Pero la tarea no es fácil. Por un lado, el desafío de construir nuevos modelos
evaluativos que permita contemplar la heterogeneidad de los estudiantes y la
posibilidad de que todos logren aprenden en tanto se les ofrezcan actividades
variadas en las que sea posible optar y tomar decisiones para resolver
problemas cotidianos; al tiempo que proporcione información que permita
juzgar la calidad del currículum aplicado, con la finalidad de mejorar la práctica
docente y la teoría que la sustenta. Una evaluación que vaya más allá del mero
control, que procure ampliar y mejorar las condiciones y formas de acceso,
permanencia y egreso en las escuelas; que no se constituyan en un obstáculo
para las trayectorias estudiantiles, herramienta fundamental para la inclusión
educativa y la igualdad de oportunidades. Una evaluación que se aleje de la
idea de medición, de acreditación o de certificación, que vaya más allá de la
idea “objetividad” que encierran en sí misma la noción de poder.

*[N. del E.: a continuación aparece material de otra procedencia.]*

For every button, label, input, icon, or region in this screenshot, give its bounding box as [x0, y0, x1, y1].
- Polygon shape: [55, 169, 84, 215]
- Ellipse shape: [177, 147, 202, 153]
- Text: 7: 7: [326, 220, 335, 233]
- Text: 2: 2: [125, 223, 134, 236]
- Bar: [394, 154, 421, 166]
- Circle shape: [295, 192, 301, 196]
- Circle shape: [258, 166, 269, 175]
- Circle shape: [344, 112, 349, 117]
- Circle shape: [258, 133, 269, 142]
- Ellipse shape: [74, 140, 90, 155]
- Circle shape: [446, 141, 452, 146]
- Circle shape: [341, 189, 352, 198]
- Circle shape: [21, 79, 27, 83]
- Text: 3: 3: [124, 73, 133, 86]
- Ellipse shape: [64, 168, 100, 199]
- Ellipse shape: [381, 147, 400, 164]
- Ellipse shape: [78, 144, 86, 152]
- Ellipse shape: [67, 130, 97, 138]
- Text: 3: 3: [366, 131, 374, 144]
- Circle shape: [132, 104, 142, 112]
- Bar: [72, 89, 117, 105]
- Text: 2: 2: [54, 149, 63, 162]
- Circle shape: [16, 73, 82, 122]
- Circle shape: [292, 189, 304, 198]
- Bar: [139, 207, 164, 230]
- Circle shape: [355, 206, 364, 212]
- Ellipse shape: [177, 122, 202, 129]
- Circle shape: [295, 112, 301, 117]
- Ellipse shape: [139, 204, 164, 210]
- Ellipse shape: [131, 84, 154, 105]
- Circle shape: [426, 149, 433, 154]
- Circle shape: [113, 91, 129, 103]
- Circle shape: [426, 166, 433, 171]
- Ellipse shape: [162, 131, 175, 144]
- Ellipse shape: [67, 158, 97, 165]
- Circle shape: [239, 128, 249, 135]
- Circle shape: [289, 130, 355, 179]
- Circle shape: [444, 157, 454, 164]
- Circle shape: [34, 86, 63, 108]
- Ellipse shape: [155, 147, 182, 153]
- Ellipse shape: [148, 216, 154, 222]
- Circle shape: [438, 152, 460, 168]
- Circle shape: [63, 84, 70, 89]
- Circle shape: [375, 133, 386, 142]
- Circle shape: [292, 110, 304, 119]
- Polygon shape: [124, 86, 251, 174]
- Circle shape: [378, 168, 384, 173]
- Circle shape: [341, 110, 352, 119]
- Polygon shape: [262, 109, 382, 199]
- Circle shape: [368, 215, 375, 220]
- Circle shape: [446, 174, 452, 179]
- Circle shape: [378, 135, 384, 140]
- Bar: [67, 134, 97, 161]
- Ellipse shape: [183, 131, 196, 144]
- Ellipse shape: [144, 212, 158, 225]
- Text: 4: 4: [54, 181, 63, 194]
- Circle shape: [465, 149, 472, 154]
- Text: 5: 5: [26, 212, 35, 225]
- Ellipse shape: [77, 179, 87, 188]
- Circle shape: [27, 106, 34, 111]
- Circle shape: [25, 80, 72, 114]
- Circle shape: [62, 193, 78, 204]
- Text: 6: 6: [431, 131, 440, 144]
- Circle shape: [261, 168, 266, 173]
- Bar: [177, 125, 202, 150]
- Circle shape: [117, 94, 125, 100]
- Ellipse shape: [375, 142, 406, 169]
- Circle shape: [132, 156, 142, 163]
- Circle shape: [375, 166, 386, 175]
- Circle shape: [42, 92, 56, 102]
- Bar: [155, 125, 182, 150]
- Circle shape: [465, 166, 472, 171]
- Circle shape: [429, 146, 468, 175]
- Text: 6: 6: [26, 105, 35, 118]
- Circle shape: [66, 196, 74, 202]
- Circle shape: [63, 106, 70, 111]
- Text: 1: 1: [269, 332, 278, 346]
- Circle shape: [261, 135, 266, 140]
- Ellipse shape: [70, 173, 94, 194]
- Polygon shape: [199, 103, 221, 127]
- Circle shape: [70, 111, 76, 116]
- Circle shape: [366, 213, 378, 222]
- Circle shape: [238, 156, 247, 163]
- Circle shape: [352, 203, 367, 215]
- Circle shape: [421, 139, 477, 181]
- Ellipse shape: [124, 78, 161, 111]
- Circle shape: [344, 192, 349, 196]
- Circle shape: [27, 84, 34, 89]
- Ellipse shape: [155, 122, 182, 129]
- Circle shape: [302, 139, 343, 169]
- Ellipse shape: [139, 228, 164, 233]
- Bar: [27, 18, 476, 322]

B) En nuestra etapa de formación en el profesorado, pudimos observar que


algunos docentes y más uno en particular utilizaba la avaluación como una
oportunidad de aprendizaje.
Uno del recuerdo que vuelve a nuestra memoria fue en una clase de filosofía
en donde el docente estaba realizando varias preguntas evaluativas, una
compañera levanto la mano convencida de que tenía la respuesta correcta y
respondió con toda seguridad. Inmediatamente el docente le hizo saber que
estaba equivocada, y planteo la pregunta desde una perspectiva diferente,
dándole la posibilidad de corregir sus propios errores.
Muchas veces los docentes actúan de una manera diferente ante los errores de
sus alumnos y el problema es que necesitamos esos momentos en los que
“damos la respuesta equivocada”, porque están llenos de oportunidades para
aprender. Contrariamente a lo que muchos pueden suponer, cometer un error y
ser corregido es una de las maneras más poderosas de adquirir y retener un
aprendizaje. El punto está, entonces, en cómo reaccionamos ante la respuesta
equivocada de un alumno y cómo le ayudamos a aprender de sus errores.
Dar a los estudiantes la posibilidad de corregir sus propios errores en cuanto
los han cometido puede tener un impacto positivo en su motivación para el
aprendizaje. Al mismo tiempo, aprender a descubrir la raíz del problema (no
haber prestado suficiente atención) ayuda a entender y modificar procesos y
hábitos.
Si los estudiantes pueden aprender de sus errores, deben saber que
cometerlos no es algo gravoso. Como docentes, deberíamos dejar claro que
los errores forman parte del aprendizaje y que lo importante es aprender a
gestionarlos de diferentes maneras. Los estudiantes no solo necesitan
“permiso” para equivocarse, sino que deben sentir y saber que está bien
equivocarse y que esa es también una forma de aprendizaje.